With today’s announcement, Google is now supporting a third runner, for Spark. The software, which was developed by Cloudera Labs, allows the same Dataflow pipeline that a developer ran on his local PC or the Google Cloud Platform to run on a Spark cluster, either on-premise or in the cloud.
Supporting Dataflow on Spark is all about giving customers freedom of choice when it comes to the back-end platform used for big data processing. It’s about not locking them into a specific architecture and avoiding having to rewrite algorithms, according to Google Cloud Platform product manager William Vambenepe.
“Big data processing can take place in many contexts,” Vambenepe writes in the Google Cloud Platform blog. “Sometimes you’re prototyping new pipelines, and at other times you’re deploying them to run at scale. Sometimes you’re working on-premises, and at other times you’re in the cloud. Sometimes you care most about speed of execution, and at other times you want to optimize for the lowest possible processing cost.

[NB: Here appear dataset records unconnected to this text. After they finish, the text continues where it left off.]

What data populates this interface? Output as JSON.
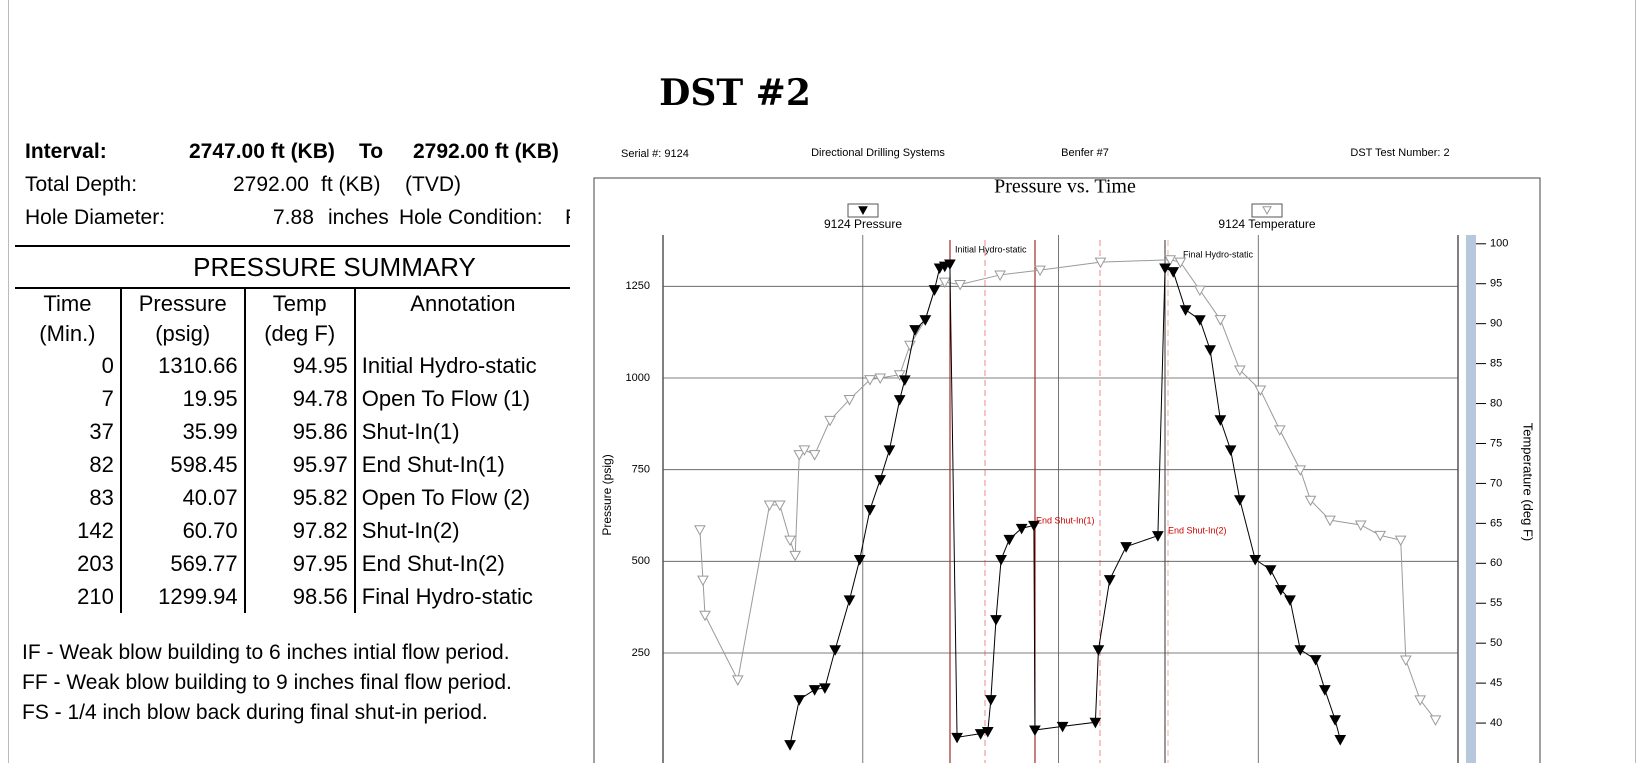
{
  "header": {
    "title": "DST #2"
  },
  "well_info": {
    "interval": {
      "label": "Interval:",
      "from": "2747.00 ft (KB)",
      "to_word": "To",
      "to": "2792.00 ft (KB)"
    },
    "total_depth": {
      "label": "Total Depth:",
      "value": "2792.00",
      "unit": "ft (KB)",
      "note": "(TVD)"
    },
    "hole": {
      "label": "Hole Diameter:",
      "value": "7.88",
      "unit": "inches",
      "condition_label": "Hole Condition:",
      "condition": "F"
    }
  },
  "table": {
    "title": "PRESSURE SUMMARY",
    "columns": [
      {
        "name": "Time",
        "unit": "(Min.)"
      },
      {
        "name": "Pressure",
        "unit": "(psig)"
      },
      {
        "name": "Temp",
        "unit": "(deg F)"
      },
      {
        "name": "Annotation"
      }
    ],
    "rows": [
      [
        "0",
        "1310.66",
        "94.95",
        "Initial Hydro-static"
      ],
      [
        "7",
        "19.95",
        "94.78",
        "Open To Flow (1)"
      ],
      [
        "37",
        "35.99",
        "95.86",
        "Shut-In(1)"
      ],
      [
        "82",
        "598.45",
        "95.97",
        "End Shut-In(1)"
      ],
      [
        "83",
        "40.07",
        "95.82",
        "Open To Flow (2)"
      ],
      [
        "142",
        "60.70",
        "97.82",
        "Shut-In(2)"
      ],
      [
        "203",
        "569.77",
        "97.95",
        "End Shut-In(2)"
      ],
      [
        "210",
        "1299.94",
        "98.56",
        "Final Hydro-static"
      ]
    ]
  },
  "notes": [
    "IF - Weak blow  building to 6 inches intial flow  period.",
    "FF - Weak blow  building to 9 inches final flow  period.",
    "FS - 1/4 inch blow  back during final shut-in period."
  ],
  "chart_data": {
    "type": "line",
    "serial": "Serial #:  9124",
    "company": "Directional Drilling Systems",
    "well": "Benfer #7",
    "test_number": "DST Test Number: 2",
    "title": "Pressure vs. Time",
    "ylabel": "Pressure (psig)",
    "y2label": "Temperature (deg F)",
    "xlim": [
      -280,
      493
    ],
    "xticks": [
      -85,
      106,
      301
    ],
    "ylim": [
      -50,
      1390
    ],
    "yticks": [
      250,
      500,
      750,
      1000,
      1250
    ],
    "y2lim": [
      35,
      101.1
    ],
    "y2ticks": [
      40,
      45,
      50,
      55,
      60,
      65,
      70,
      75,
      80,
      85,
      90,
      95,
      100
    ],
    "grid": true,
    "annotations": [
      {
        "text": "Initial Hydro-static",
        "color": "#000000"
      },
      {
        "text": "End Shut-In(1)",
        "color": "#cc0000"
      },
      {
        "text": "End Shut-In(2)",
        "color": "#cc0000"
      },
      {
        "text": "Final Hydro-static",
        "color": "#000000"
      }
    ],
    "series": [
      {
        "name": "9124 Pressure",
        "color": "#000000",
        "marker": "filled",
        "x": [
          -156,
          -147,
          -132,
          -122,
          -112,
          -98,
          -88,
          -78,
          -68,
          -59,
          -49,
          -44,
          -34,
          -24,
          -15,
          -10,
          -5,
          0,
          7,
          30,
          37,
          40,
          45,
          50,
          58,
          70,
          82,
          83,
          110,
          142,
          145,
          156,
          172,
          203,
          210,
          218,
          230,
          244,
          254,
          264,
          274,
          283,
          298,
          313,
          323,
          332,
          342,
          357,
          366,
          376,
          381
        ],
        "values": [
          0,
          123,
          150,
          155,
          259,
          395,
          505,
          641,
          723,
          804,
          941,
          995,
          1132,
          1159,
          1241,
          1300,
          1305,
          1311,
          20,
          30,
          36,
          123,
          341,
          505,
          560,
          590,
          598,
          40,
          50,
          61,
          259,
          450,
          540,
          570,
          1300,
          1290,
          1186,
          1159,
          1077,
          886,
          804,
          668,
          505,
          477,
          423,
          395,
          259,
          232,
          150,
          68,
          14
        ]
      },
      {
        "name": "9124 Temperature",
        "color": "#9a9a9a",
        "marker": "hollow",
        "axis": "y2",
        "x": [
          -244,
          -241,
          -239,
          -207,
          -176,
          -166,
          -156,
          -151,
          -147,
          -142,
          -132,
          -117,
          -98,
          -78,
          -68,
          -49,
          -39,
          -24,
          -15,
          -5,
          10,
          49,
          88,
          147,
          215,
          225,
          244,
          264,
          283,
          303,
          322,
          342,
          352,
          371,
          401,
          420,
          440,
          445,
          459,
          474
        ],
        "values": [
          64.2,
          57.9,
          53.5,
          45.4,
          67.3,
          67.3,
          62.9,
          61.0,
          73.6,
          74.2,
          73.6,
          77.9,
          80.5,
          83.0,
          83.2,
          83.6,
          87.3,
          90.5,
          94.2,
          95.2,
          94.9,
          96.1,
          96.7,
          97.7,
          98.0,
          97.7,
          94.2,
          90.5,
          84.2,
          81.7,
          76.7,
          71.7,
          67.9,
          65.4,
          64.8,
          63.5,
          62.9,
          47.9,
          42.9,
          40.4
        ]
      }
    ]
  }
}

“The best deployment option,” he continues, “often depends on this context. It also changes over time; new data processing engines become available, each optimized for specific needs–from the venerable Hadoop MapReduce to Storm, Spark, Tez or Flink, all in open source, as well as cloud-native services. Today’s optimal choice of big data runtime might not be tomorrow’s.”
At this point, the Spark runner for Dataflow only supports batch pipelines. Cloudera is working on extending Spark Streaming to support all the windowing functionality provided by Dataflow, says Josh Wills, Cloudera’s senior director of data science, in a separate blog post today. It supports Apache Spark version 1.2, which Cloudera supports in CDH 5.3.
“We are delighted that Cloudera is joining us, and we look forward to the future growth of the Dataflow ecosystem,” Vambenepe says. “We’re confident that Dataflow programs will make data more useful in an ever-growing number of environments, in cloud or on-premises.”
You can access the early prototype of the Spark Dataflow runner at github.com/cloudera/spark-dataflow.